Wirecard employees have pulled millions of euros in cash from the group’s Munich headquarters in plastic bags over the years, according to former employees, suggesting the pay company was robbed even more brazenly than previously known.
The once high-flying fintech, which peaked at € 24 billion, failed last summer in one of Germany’s biggest accounting scams. It failed after discovering that there is no 1.9 billion euro cash of the company and that parts of its business in Asia are fake.
Former employees told Munich police investigating the fraud that staff had repeatedly removed large amounts of cash from Wirecard’s headquarters, people who know directly about it told the Financial Times.
The practice began as early as 2012, and six-figure amounts of banknotes were often moved into Aldi and Lidl plastic bags, former employees told police. The total amount, current residence of the cash and the purpose of removal from the building are not clear.
Wirecard, whose main activity was processing payments for merchants, owned its own bank but had no subsidiaries. As the demand for cash grew over time, Wirecard Bank bought a safe located at the group’s headquarters in the Munich suburbs.
At one point in May 2017, € 500,000 in cash was delivered at a time when the safe was full, according to emails seen by FT and a person who knew about the transaction. Some of the money was to be hidden somewhere else in the offices.
“From an insurance standpoint, that sucks,” a Wirecard employee wrote in an internal email seen by the FT, urging that cash delivery and collection should be arranged on the same day.
The employee, who worked at the headquarters for almost two years until 2018, told police that amounts of 200,000 to 700,000 euros were often removed, sometimes several times a week, say people familiar with the investigation.
This suggests that more than 100m euros could have been removed. However, bank records seized by police only document a cash withdrawal of about 6m euros, the people added.
Wirecard Bank customers noted that they raised at least part of the cash, including suspicious business partners, such as PayEasy based in the Philippines, which prosecutors claim is one of the entities at the heart of the fraud.
Former employees told police that many of the withdrawals were made by an assistant senior manager of Wirecard, who was in charge of the Dubai-based subsidiary. She has at least on some occasions brought plastic bags of cash to Munich airport, where she has handed them over to strangers, according to people familiar with police testimony from former employees.
In one case, the six-figure sum was allegedly earmarked for Christopher Bauer of Manila, a former Wirecard employee in charge of PayEasy who generated hundreds of millions of euros in fake Wirecard revenue. Bauer was reported dead shortly after Wirecard collapsed.
The senior manager of Wirecard, who told prosecutors that he transferred 4.5 million euros of Wirecard funds to a hidden personal foundation in Liechtenstein, also faces issues of up to 15 million euros that were transferred from accounts in Wirecard Bank to accounts in the Caribbean island of Antigua, offshore tax haven.
The accounts from which 15 million euros were withdrawn were held on behalf of the companies in Antigua, and they were opened by the citizens of Costa Rica, Antigua and the Philippines, according to the documents seen by the FT. One of the account holders is also mentioned in Panama Papers as the owner of a shellfish company based in the British Virgin Islands.

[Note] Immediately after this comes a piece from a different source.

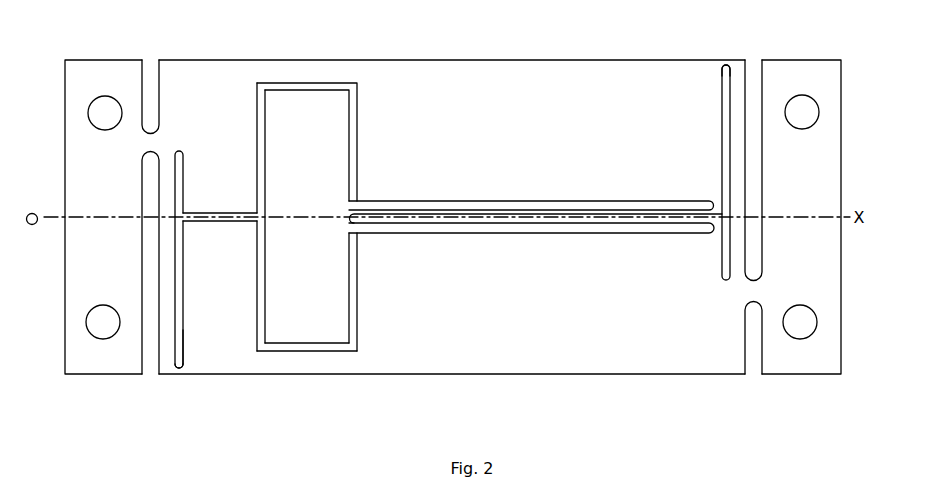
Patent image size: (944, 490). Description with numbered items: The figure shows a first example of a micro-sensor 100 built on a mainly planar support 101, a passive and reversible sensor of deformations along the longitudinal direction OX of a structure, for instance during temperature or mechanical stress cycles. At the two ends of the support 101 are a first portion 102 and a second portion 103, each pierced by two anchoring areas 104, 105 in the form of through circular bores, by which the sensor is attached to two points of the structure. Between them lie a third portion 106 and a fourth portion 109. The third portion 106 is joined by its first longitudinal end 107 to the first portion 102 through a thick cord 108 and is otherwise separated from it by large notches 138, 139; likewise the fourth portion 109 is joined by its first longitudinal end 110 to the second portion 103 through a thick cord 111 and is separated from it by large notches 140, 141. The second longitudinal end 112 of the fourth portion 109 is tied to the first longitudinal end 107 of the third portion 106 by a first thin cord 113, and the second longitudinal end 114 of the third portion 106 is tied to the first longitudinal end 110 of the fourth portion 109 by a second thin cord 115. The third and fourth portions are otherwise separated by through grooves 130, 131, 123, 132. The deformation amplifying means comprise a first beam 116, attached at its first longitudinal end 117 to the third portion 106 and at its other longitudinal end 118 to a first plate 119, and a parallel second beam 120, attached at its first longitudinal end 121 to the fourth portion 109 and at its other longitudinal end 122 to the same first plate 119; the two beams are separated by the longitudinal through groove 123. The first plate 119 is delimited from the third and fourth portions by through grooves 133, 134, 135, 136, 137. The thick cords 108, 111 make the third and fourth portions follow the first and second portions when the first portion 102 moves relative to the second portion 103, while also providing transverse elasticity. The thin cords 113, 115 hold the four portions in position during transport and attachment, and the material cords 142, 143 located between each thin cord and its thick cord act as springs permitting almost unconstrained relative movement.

The senior manager of Wirecard oversaw the opening of suspicious accounts at Wirecard Bank, some of which were opened just months before the group’s collapse in 2020. saw FT.
The origin of the € 15 million transferred to Antigua, as well as the cash withdrawn, is not clear. A person familiar with the investigation said the documents suggest the money could have been generated by Wirecard in Asia before it was drawn.
Munich police have arrested several former senior managers of Wirecard, including former CEO Marcus Brown. State prosecutors accuse Brown of being the organizer of a “criminal racket” that is responsible for “billions of frauds”. The testimony of the former Dubai manager is key evidence.
Brown denies any wrongdoing. His lawyer also told FT that he was not aware of the large cash withdrawals by Wirecard Bank customers and suspicious bank accounts.
Munich prosecutors declined to comment.